God chooses Noah’s family to preserve through the flood, as he rids the earth of its contamination. and he uses Noah’s family to repopulate.

It wasn’t a problem of separating the sinners, it was a problem of eradicating the source. And after centuries of fallen angels making fallen women out of earth’s female population (they had sexual relationships with “ all of those they chose”), it apparently required a complete re-do.

A passage in Numbers, actually confirms that for the skeptic. God sends scouts into Canan, under Moses, to determine their ability to conquer the land God promised they would own.

We went to the land where you sent us. It truly flows with milk and honey, and this is its fruit. Nevertheless the people who dwell in the land are strong; the cities are fortified and very large; moreover we saw the descendants of Anak there . (Descendents of Anak were the Nephilim.) The Amalekites dwell in the land of the South; the Hittites, the Jebusites, and the Amorites dwell in the mountains; and the Canaanites dwell by the sea and along the banks of the Jordan.” Then Caleb quieted the people before Moses, and said, “Let us go up at once and take possession, for we are well able to overcome it.” But the men who had gone up with him said, “We are not able to go up against the people, for they are stronger than we.” And they gave the children of Israel a bad report of the land which they had spied out, saying, “The land through which we have gone as spies is a land that devours its inhabitants, and all the people whom we saw in it are men of great stature. There we saw the giants (the descendants of Anak came from the nephilim); and we were like grasshoppers in our own sight, and so we were in their sight.” Number 13:27-33

(They’re Baaack…)

This time God shut it down.  He specifically told the Israelites to kill every inhabitant of Cananan (Deut. 7:1-2)

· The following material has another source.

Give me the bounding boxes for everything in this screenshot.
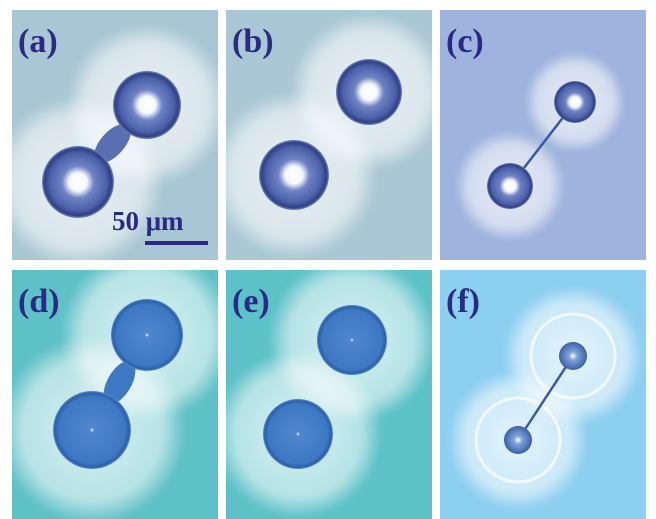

And they did. And according to God, (Jude 6) the angels who did not keep their proper domain, but left their own abode, He has reserved in everlasting chains under darkness for the judgment of the great day.

End of story.

BTW, there’s plenty of evidence of their actual existence in giant skeletons uncovered all over the world, and the fact that word mythology repeatedly echoes the existence of “supermen” who resulted from the union of “Gods” and human women.

So why don’t we ever hear an explanation from the pulpit?  The Nephilim have virtually disappeared from the Bible.

And nobody ever put their face on a milk carton.

Personally, judging from the only minister I have ever seen even mention the Sethite theory and looked quite miserable doing it, I think any minister worth his salt knows enough Scripture to know that the whole thing is a Biblical snow job, but doesn’t really know what else to do with it. So its better to let sleeping dogs (or demons) lie.

What’s that verse about the whole counsel of God?